Credit card debt can be stressful. There is no other way to put it. You may have balances on multiple different credit cards with interest piling up, missed due dates, missed payments, and calls from credit agencies demanding money. Naturally, your credit score is also a mess because of your debt.
Paying off your cards can be difficult. Most people follow the strategy of paying the minimum balance every month. The card with the highest interest rate gets a bit more of a payoff. Of course this is hard and you are struggling to stay afloat.

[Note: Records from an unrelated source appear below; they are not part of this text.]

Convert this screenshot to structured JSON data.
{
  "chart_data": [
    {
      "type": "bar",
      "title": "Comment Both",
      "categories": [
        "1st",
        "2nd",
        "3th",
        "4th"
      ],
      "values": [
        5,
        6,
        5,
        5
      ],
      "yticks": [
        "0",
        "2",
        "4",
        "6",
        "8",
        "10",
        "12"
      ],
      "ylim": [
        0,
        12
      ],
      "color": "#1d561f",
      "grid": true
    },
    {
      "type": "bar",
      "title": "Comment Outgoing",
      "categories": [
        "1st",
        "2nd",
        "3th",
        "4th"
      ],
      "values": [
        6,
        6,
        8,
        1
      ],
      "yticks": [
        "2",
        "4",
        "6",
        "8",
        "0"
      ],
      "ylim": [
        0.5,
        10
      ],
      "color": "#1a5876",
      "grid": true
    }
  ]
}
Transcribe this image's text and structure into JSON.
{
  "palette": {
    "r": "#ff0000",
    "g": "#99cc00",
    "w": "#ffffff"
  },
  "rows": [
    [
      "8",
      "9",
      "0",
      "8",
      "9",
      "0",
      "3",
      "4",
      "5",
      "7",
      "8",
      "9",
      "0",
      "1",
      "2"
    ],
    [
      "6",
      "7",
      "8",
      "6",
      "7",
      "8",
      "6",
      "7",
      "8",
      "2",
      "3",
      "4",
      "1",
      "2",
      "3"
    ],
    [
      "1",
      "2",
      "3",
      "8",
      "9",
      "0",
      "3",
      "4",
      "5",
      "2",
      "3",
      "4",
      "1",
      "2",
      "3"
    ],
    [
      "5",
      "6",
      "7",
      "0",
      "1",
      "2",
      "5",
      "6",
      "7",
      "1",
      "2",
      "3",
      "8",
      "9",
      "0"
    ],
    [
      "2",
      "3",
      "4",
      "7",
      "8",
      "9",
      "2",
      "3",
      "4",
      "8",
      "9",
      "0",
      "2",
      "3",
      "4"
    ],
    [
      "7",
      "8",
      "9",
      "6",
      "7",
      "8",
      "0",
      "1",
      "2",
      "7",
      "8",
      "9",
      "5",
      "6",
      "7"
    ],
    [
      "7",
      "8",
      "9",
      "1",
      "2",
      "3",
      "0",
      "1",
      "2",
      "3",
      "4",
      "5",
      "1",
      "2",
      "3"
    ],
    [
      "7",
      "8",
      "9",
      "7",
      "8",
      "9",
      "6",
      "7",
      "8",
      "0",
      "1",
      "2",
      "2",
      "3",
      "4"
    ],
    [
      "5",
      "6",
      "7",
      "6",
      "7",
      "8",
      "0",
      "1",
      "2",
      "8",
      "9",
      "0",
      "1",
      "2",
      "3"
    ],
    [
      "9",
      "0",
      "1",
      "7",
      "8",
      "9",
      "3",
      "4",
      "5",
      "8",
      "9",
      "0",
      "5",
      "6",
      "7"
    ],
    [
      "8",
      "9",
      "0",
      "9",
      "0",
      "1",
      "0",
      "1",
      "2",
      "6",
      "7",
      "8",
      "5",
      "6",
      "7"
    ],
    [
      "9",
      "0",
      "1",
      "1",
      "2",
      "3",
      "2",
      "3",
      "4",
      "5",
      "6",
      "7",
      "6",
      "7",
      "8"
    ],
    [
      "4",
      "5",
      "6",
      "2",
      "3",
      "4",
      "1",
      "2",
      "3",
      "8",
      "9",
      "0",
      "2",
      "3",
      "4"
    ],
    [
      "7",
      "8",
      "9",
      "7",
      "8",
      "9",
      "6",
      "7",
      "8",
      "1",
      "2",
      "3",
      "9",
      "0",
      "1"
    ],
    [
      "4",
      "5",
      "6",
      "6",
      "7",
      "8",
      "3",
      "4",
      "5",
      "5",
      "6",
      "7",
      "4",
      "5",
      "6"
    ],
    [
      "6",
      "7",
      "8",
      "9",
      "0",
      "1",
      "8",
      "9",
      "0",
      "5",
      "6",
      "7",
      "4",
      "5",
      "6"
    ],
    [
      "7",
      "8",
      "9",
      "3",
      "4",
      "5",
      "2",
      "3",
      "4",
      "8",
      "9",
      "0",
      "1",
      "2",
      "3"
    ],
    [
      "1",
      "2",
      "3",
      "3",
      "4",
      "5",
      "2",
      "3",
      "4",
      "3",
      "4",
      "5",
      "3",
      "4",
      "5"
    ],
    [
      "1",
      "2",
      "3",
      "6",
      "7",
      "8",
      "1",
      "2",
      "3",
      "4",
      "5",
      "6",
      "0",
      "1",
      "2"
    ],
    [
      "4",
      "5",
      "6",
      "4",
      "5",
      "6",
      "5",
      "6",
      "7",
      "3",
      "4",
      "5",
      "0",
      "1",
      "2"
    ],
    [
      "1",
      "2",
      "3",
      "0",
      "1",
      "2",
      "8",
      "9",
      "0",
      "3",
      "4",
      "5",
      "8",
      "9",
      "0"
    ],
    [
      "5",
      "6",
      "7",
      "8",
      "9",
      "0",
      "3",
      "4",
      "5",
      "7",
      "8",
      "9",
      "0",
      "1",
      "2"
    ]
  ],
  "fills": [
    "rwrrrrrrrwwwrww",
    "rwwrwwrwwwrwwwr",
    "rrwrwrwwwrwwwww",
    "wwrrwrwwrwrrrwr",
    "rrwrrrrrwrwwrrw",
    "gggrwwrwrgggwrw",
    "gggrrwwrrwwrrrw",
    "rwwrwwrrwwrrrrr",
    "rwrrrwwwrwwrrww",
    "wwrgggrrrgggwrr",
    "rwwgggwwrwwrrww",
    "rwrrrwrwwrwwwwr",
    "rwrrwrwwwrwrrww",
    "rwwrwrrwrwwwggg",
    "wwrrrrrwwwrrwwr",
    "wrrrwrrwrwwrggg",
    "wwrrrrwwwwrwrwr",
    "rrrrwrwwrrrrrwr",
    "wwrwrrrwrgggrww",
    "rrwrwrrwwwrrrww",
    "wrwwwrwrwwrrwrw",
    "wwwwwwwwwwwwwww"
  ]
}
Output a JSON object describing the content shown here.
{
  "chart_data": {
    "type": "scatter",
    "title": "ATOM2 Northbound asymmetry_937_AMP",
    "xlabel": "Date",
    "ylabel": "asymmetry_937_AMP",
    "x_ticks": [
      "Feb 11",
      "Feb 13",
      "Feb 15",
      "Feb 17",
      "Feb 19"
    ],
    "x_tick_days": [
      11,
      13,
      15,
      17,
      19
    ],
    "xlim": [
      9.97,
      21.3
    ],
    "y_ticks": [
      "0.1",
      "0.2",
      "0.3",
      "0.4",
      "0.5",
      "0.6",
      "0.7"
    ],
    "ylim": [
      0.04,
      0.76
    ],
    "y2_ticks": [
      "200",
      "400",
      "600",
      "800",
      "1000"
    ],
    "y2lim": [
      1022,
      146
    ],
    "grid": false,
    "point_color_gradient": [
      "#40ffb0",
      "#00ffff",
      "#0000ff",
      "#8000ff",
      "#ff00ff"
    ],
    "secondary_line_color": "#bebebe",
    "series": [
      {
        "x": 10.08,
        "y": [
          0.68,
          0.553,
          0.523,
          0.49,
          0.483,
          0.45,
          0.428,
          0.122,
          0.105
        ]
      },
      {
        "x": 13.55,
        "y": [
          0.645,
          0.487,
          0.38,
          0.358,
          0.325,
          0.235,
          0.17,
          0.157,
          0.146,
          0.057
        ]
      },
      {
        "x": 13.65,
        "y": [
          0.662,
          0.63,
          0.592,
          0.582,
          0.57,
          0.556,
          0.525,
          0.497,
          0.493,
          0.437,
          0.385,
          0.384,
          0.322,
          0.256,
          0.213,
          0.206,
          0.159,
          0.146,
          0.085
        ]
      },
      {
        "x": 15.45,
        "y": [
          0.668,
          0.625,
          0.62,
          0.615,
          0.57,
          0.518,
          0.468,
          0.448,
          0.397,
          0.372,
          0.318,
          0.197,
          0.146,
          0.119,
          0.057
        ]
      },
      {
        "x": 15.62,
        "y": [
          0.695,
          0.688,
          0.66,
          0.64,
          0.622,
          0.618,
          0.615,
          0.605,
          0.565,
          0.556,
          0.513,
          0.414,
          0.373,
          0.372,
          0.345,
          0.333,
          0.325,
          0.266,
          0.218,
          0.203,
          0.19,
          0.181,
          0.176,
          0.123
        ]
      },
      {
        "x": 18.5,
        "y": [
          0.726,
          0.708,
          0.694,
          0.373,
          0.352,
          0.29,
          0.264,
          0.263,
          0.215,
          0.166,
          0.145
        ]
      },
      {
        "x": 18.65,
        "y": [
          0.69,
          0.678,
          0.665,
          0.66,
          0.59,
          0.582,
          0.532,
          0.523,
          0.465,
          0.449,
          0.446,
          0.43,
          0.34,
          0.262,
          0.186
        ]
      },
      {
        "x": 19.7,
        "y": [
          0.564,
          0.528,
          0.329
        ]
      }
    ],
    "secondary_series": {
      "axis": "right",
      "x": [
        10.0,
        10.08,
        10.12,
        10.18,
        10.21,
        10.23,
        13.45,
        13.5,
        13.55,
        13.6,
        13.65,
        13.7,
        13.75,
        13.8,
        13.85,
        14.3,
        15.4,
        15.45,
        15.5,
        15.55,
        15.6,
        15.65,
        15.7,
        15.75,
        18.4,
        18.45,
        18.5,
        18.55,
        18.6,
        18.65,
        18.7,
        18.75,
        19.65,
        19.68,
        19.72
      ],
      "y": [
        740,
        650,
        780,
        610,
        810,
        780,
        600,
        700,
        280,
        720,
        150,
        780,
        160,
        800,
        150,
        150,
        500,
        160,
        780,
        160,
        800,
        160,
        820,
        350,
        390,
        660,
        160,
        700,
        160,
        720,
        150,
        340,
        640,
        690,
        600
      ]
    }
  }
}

One of the best ways to pay off credit card debt is to consolidate your debt. There are 3 strategies for consolidating all of your bills:
- Balance- Transfer Credit Cards
- Debt consolidation loans/Personal Loan
- Personal Line of Credit
1. Balance – Transfer Credit Card
It does get difficult to keep track of all of the credit cards you owe money to. The best thing to do is to transfer all of the balances from all of the cards to one single card. This is known as a balance – transfer credit card. You may also be able to pay a lower interest rate on the new card. There are a lot of cards that offer a low rate balance transfer that you can qualify for. These cards offer a 0% APR for a short period of time.
2. Debt Consolidation Loan/Personal Loan
You can apply for a personal loan from a credit union or a bank. This helps turn your debt into a single installment loan. Personal loans generally have fixed interest rates that are lower than credit card interest rates. This way the personal loan can pay off your other debt and you will no longer have interest to pay.
You can then pay off the personal loan in installment payments. Installment payments are when you agree to pay back a certain amount of money at a set interest rate over a specific amount of time. This means that there will be a deadline to meet for your debt to be paid off in full to the bank or credit union.
3. Personal Line Of Credit
The third strategy is getting a personal line of credit. What is this do you ask? It works similarly to that of a credit card. You get a pre-set credit amount and borrow what you need. You then pay off the balance. Once you pay off the balance you get access to that credit once again. You can borrow money from your personal line of credit by writing a check or making a money transfer. The interest rate that you end up paying on your line of credit directly depends on your credit score.
Being in debt can be stressful and frustrating. It is not the end of the world. Look into these three options to see which one can best help you get out of debt. Once you are fully out of debt, you will be much more relaxed and hopefully smarter about your spending.